Leaders in an Array

Input: arr[] = {17, 20, 14, 13, 16, 15, 12}
Output: {20, 16, 15, 12}

Input: arr[] = {10, 20, 30}
Output: {30}

Input: arr[] = {25, 15, 10}
Output: {25, 15, 10}

Leader in an array is the element that there is no larger than the element to its right side.
Left most is always be leader because there is no large then that element to its right side.
If there are duplicate elements then first occurance can be considers as leader.
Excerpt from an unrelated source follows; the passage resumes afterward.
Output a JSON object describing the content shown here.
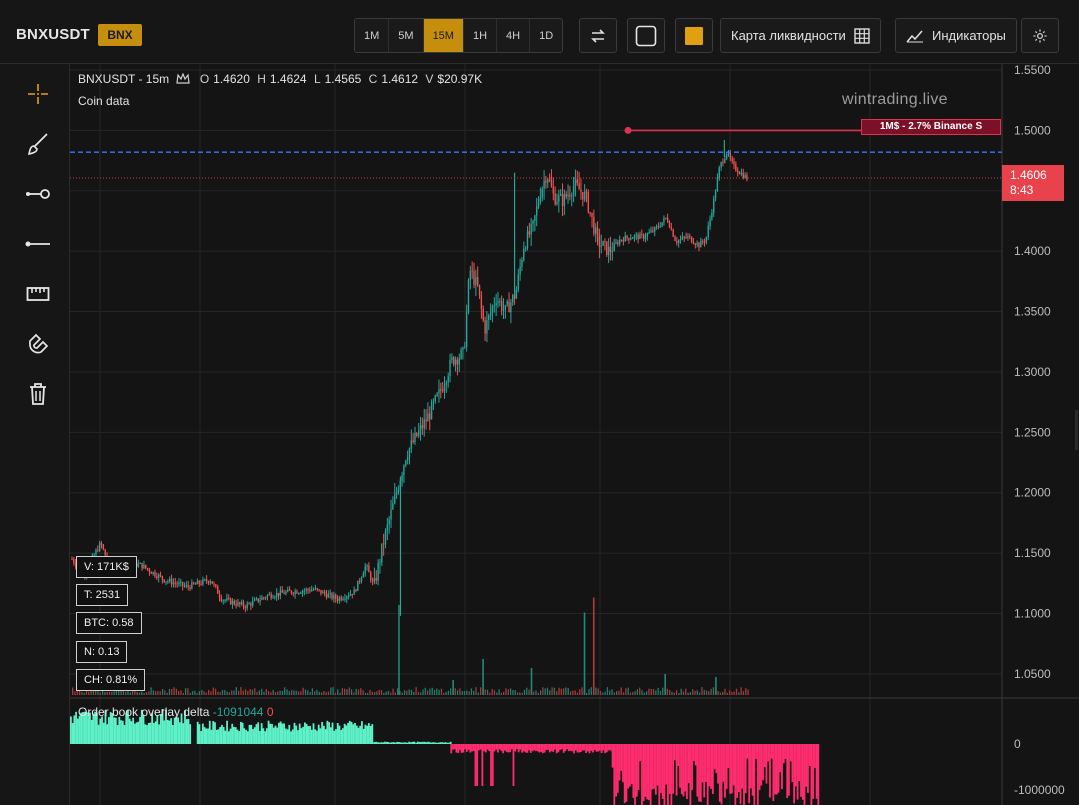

We can consider last occurance because we are say larger but not equal.
- Ex: {9, 11, 6, 11, 8, 7, 2}
  :: here can not consider 11 of 1st index. we can condier 11 of 3rd index.

Naive Approach

package main

import (
    "fmt"
)

func main() {
    // arr := []int{17, 20, 14, 13, 16, 15, 12} // 20 16 15 12
    // arr := []int{10, 20, 30} // 30
    arr := []int{25, 15, 10}
    leader(arr)
}

func leader(arr []int) {
    for i := 0; i < len(arr); i++ {
        flag := false
        for j := i + 1; j < len(arr); j++ {
            if arr[i] <= arr[j] {
                flag = true
                break
            }
        }
        if !flag {
            fmt.Printf("%d ", arr[i])
        }
    }
    fmt.Println()
}

Time Complexity: O(n²)

Efficient Approach

package main

import (
    "fmt"
)

func main() {
    arr := []int{17, 20, 14, 13, 16, 15, 12} // 12 15 16 20
    // arr := []int{10, 20, 30} // 30
    // arr := []int{25, 15, 10} // 10 15 25
    leader(arr)
}

func leader(arr []int) {
    curLeader := arr[len(arr)-1]
    fmt.Printf("%d ", curLeader)
    for i := len(arr) - 2; i >= 0; i-- {
        if curLeader < arr[i] {
            curLeader = arr[i]
            fmt.Printf("%d ", curLeader)
        }
    }
    fmt.Println()
}

Time Complexity: θ(n)

Note:

It will print leaders in reverse order
If we want to print in same order as we have in array, then we can store leaders in a new array and then we can iterate new array in reverse order and print each element.